Après avoir vécu pendant deux ans dans la patrie de Christos, ils étaient venus s'établir à Paris. Le peintre aimait cette ville où il était né, où était morte sa mère, une Française. Il espérait surtout arriver à percer enfin, atteindre quelque notoriété, réaliser le rêve de gloire qui chantait en son âme.
Mais il n'avait aucunement le goût de la réclame, et ses oeuvres, par leur caractère d'idéalisme très haut, ne s'adaptaient pas aux tendances modernes. La réussite ne vint pas, la fortune d'Hedwige se fondit peu à peu, et le jour où Christos mourut, d'une maladie due au découragement qui s'était lentement infiltré en lui, il ne restait à Madame Elyanni qu'une rente viagère, relativement assez considérable, laissée au peintre, et après lui à sa veuve, par un veux cousin qui s'était éteint quelques années auparavant dans l'île de Chio.
Myrtô avait à cette époque douze ans. C'était une enfant vive et gaie, idolâtrée de ses parents en admiration devant sa beauté et son intelligence. Une piété très ardente et très profonde, la direction d'une vieille institutrice, femme d'élite, l'avaient heureusement préservée des conséquences que pouvait avoir l'éducation donnée par ces deux êtres charmants et bons, mais si peu faits pour élever un enfant… Et à la mort de Christos, on vit cette chose touchante et exquise: la petite Myrtô, dominant la douleur que lui causait la perte d'un père très chéri et la vue du désespoir de sa mère, se révélant tout à coup presqu'une femme déjà par le sérieux et le jugement, organisant, avec l'aide d'un vieil ami de son père, une nouvelle existence, soignant avec un tendre dévouement Madame Elyanni dont le chagrin avait abattu la santé toujours frêle.

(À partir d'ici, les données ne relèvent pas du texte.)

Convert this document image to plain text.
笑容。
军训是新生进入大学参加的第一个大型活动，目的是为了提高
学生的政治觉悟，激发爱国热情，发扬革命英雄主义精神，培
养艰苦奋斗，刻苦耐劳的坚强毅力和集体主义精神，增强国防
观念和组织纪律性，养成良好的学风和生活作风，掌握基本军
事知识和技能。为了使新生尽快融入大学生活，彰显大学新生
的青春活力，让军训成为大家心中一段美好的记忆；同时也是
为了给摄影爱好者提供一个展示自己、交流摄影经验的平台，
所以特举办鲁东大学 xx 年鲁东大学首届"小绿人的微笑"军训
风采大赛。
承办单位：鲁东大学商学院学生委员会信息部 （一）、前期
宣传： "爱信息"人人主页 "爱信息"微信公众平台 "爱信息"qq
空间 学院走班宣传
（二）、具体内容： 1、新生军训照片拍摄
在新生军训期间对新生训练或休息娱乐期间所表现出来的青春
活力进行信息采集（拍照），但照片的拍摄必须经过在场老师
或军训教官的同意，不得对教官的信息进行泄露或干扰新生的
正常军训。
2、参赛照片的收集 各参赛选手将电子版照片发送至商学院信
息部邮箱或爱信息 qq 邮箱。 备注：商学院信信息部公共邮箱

La mère et la fille s'installèrent à Neuilly, dans un très petit appartement, au quatrième étage d'une maison habitée par de modestes employés. Madame Elyanni, que l'expérience n'avait pas corrigée, fit ajouter à la fenêtre de sa chambre ce bow-window et voulut qu'il fût continuellement garni de fleurs.
—Je me passerais plutôt de manger que de ne pas voir des fleurs autour de moi, avait-elle répondu au tuteur de Myrtô qui avançait discrètement que les revenus ne permettraient peut-être pas…
—Oh! Monsieur, il ne faut pas que maman soit privée de fleurs! avait dit vivement Myrtô.
Il fallait aussi que Madame Elyanni eût une nourriture délicate… Et, comme elle abhorrait les nuances foncées, elle exigeait que sa fille fût toujours vêtue de blanc à l'intérieur, coutume économique, car la fillette, qui remplissait courageusement avec une souriante attention, bien des menus devoirs de ménagère, devait remplacer fréquemment ces costumes que sa mère ne souffrait pas voir tant soit peu défraîchis.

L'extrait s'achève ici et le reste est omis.